Pour le professeur, lorsque le gouvernement affirme avoir les mains liées lorsqu’il en vient au financement des établissements postsecondaires francophones, «c’est faire de la politique sur le dos des francophones.»

Cependant, la stratégie du gouvernement fédéral est d’exiger que les provinces investissent dans l’éducation postsecondaire en français, poursuit Rémi Léger.

«C’est une façon pour le fédéral de s’assurer que les provinces soutiennent aussi les francophones hors Québec, que la francophonie ce n’est pas juste une question fédérale ; c’est une question qui concerne les deux paliers de gouvernement», conclut le professeur Léger.

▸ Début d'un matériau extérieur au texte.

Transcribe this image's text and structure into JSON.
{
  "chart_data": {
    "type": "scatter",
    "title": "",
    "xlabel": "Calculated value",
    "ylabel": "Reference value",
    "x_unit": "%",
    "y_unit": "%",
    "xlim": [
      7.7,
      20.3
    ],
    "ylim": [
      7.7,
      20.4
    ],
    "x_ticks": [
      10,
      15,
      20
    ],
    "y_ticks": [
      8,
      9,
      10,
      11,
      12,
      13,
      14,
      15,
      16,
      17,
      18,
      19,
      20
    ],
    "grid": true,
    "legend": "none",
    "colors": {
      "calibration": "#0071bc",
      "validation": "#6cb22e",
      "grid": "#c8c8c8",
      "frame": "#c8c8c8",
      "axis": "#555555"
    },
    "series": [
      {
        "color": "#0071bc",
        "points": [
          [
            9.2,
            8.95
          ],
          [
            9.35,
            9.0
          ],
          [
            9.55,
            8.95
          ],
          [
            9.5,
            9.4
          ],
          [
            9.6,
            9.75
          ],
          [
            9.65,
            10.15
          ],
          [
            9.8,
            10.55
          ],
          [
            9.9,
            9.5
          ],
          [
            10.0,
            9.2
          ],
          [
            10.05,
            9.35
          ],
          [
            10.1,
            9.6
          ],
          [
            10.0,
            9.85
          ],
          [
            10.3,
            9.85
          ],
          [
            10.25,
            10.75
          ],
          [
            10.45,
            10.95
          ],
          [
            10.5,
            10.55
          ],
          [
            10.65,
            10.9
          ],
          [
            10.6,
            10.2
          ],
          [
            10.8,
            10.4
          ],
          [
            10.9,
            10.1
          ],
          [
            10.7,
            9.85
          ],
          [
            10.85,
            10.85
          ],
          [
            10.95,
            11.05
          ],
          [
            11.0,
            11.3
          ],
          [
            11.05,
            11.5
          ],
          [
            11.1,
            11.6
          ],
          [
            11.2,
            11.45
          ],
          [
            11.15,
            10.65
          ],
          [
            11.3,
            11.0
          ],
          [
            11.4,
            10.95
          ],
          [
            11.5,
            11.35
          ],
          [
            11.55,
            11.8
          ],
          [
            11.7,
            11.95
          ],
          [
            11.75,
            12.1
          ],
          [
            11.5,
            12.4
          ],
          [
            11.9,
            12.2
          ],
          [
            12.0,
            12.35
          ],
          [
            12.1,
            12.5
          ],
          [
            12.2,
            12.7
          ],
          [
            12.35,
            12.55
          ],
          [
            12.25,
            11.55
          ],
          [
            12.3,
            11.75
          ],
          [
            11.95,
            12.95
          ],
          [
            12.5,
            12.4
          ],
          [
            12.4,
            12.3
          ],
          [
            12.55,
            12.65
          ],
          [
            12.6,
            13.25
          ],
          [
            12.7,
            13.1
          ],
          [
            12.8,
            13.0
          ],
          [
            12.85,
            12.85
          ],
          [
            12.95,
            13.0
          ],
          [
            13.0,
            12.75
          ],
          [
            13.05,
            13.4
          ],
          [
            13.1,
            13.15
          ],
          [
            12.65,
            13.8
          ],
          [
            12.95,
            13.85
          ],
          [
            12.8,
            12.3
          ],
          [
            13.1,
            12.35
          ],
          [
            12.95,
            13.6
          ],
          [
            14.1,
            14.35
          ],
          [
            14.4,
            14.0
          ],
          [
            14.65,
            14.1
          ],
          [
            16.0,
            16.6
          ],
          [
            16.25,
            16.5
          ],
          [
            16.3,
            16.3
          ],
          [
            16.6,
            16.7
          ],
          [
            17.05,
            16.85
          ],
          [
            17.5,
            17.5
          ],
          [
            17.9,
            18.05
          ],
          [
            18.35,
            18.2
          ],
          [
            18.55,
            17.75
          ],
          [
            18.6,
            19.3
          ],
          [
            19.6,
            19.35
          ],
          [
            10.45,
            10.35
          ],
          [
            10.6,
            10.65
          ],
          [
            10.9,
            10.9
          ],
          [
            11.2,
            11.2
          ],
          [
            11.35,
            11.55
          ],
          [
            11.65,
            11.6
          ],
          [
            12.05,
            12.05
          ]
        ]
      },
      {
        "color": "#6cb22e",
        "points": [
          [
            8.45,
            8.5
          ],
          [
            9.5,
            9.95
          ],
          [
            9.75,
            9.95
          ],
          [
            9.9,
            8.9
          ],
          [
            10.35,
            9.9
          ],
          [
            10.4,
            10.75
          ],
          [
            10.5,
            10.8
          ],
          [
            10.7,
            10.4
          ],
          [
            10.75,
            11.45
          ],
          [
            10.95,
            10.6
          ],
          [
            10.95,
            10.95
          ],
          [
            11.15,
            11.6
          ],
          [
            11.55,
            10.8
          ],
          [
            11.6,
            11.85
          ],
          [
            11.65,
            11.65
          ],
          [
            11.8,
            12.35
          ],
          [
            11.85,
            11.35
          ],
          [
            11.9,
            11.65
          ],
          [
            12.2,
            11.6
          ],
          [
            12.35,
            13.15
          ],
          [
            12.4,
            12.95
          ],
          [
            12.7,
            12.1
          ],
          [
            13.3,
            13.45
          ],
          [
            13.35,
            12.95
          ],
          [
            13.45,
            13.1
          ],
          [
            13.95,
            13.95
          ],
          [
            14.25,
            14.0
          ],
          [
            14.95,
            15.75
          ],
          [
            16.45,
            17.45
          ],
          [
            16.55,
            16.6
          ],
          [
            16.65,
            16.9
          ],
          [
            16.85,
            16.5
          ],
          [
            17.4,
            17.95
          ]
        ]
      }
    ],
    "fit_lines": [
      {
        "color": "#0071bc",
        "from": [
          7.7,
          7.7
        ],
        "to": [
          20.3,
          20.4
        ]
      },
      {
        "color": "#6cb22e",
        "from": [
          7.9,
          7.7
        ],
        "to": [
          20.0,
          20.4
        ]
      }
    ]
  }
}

Une «nouvelle vision» des langues officielles présentée dans les prochaines semaines?

«Je pense que la question de l’éducation postsecondaire est importante, et dans le contexte du renforcement de la Loi sur les langues officielles, on va vouloir trouver une façon d’aider nos institutions, que ce soit scolaires, de santé, bref, tout ce qui est clé à la vitalité d’une communauté linguistique. Et au cours des prochaines semaines, j’aurai l’occasion de présenter la nouvelle vision en matière de langues officielles pour notre gouvernement», affirme Mélanie Joly.

Pour Alain Rayes, le projet de modernisation de la Loi sur les langues officielles traine en longueur : «Depuis des années, les consultations ont été faites en Commission parlementaire, au Sénat, le Commissaire aux langues officielles a déposé son rapport. Tout le monde est d’accord, tout le monde revendique un projet de loi pour qu’on puisse avancer. Et la ministre n’a même pas fait ce simple exercice là de donner une date d’échéance avant les fêtes.»